Set up by John and Steven Cartwright, two members of the trailer-building Cartwright family who have decided to branch out on their own – Cartwright Group is based in Altrincham, elsewhere in Cheshire – its product line-up will again be dominated by volume rather than payload capacity and is set to include double-deck LSTs.

“We’ve already received orders for trailers and the first ones will leave the factory in September,” says Sales Director, Darren Holland.

For businesses that haul coal, steel, glass, bricks and blocks, and aggregates however, payload is a much more important consideration than space. Every kilo counts so far as they are concerned and they seem to be fighting a losing battle.

Euro-6 plus all the safety equipment required by the construction companies among others is potentially adding up to half-a-tonne to the un-laden weight of an eight-wheeler tipper according to tipper builder Aliweld.

With a plant at Ryton, Newcastle upon Tyne, it is fighting back, with an alloy monocoque body for the Mercedes-Benz Arocs eight-wheeler that still allows 20 tonnes to be transported. Further weight savings may be difficult to achieve however it admits.

Nor can operators transporting heavy, dense, cargo take full advantage of the opportunities afforded by LSTs. When the DfT instituted the trial it did not increase gross weights above the 44 tonne maximum limit.

Tipper operators face a further problem, and that is the risk that their fully-laden vehicles will topple over if the body is elevated on uneven ground. As a consequence more and more of them are switching to moving floor trailers which, though heavier and more expensive than tipper trailers, can carry more bulk and may have payload advantages.

Paneltex Martrans, another British-based firm, has developed a new moving floor semi-trailer that, it says, can handle up to 40% more payload than an eight-wheeler tipper. Weighing 7.95 tonnes it can transport up to 28 tonnes and can be discharged in approximately four minutes.

“The payload gain means it can deliver a massive efficiency boost,” says Paneltex Managing Director, Chris Berridge.

Responsible businesses that move heavy cargo are always aware of the risk that they will overload their vehicles thereby courting prosecution for either a gross overload or for overloading individual axles. Such a prosecution will result in a fine on conviction, attract the (unwelcome) attention of the Traffic Commissioner and will affect the Operator Compliance Risk Score of the company concerned; the scoring system used by the Driver and Vehicle Standards Agency to target enforcement.

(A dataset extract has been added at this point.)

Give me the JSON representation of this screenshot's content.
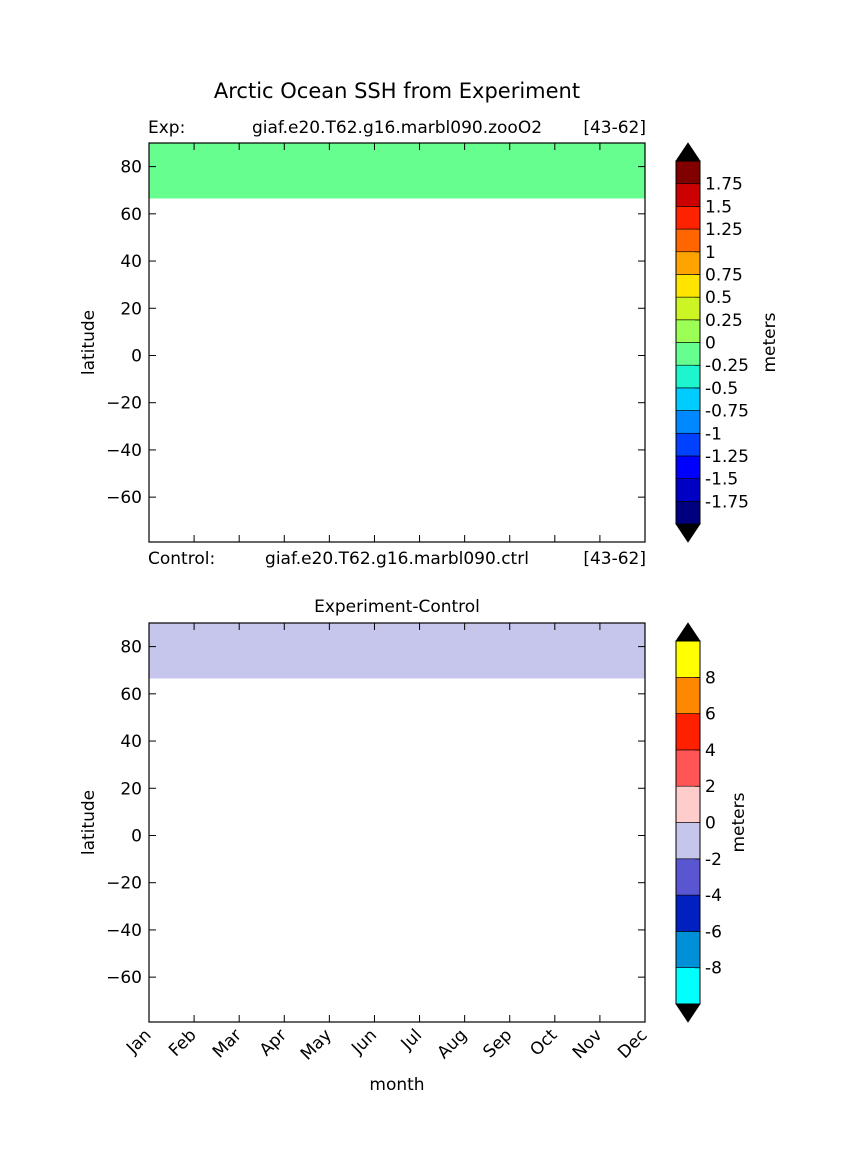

As a consequence many businesses consciously under-load their trucks, which means they run inefficiently.

To make this less likely, and ensure compliance with the law, some operators fit onboard weighing systems that alert the driver if permitted limits are being breached.

Pursuing another approach, Hanson Building Products has installed dynamic drive-over axle weighbridges sourced from Axtec at eight of its locations.

As part of the package Hanson has also taken the Axtec Fleet Management Programme, which stores the identity and axle and gross weight limits of every rigid, tractor unit and trailer in the company’s fleet.

A key feature of this system is the capture of data on the percentage utilisation of the payload capacity of each of the 55,000 vehicles weighed annually. It is held in the programme’s memory and is used to compile reports that enable Hanson to analyse fleet utilisation and make efficiency improvements; optimising payloads for instance or using different vehicle configurations.

It is an approach that brings environmental gains too says Hanson by improving the ratio of CO2 emissions per tonne of product delivered; yet another way in which the road transport industry is helping the environment.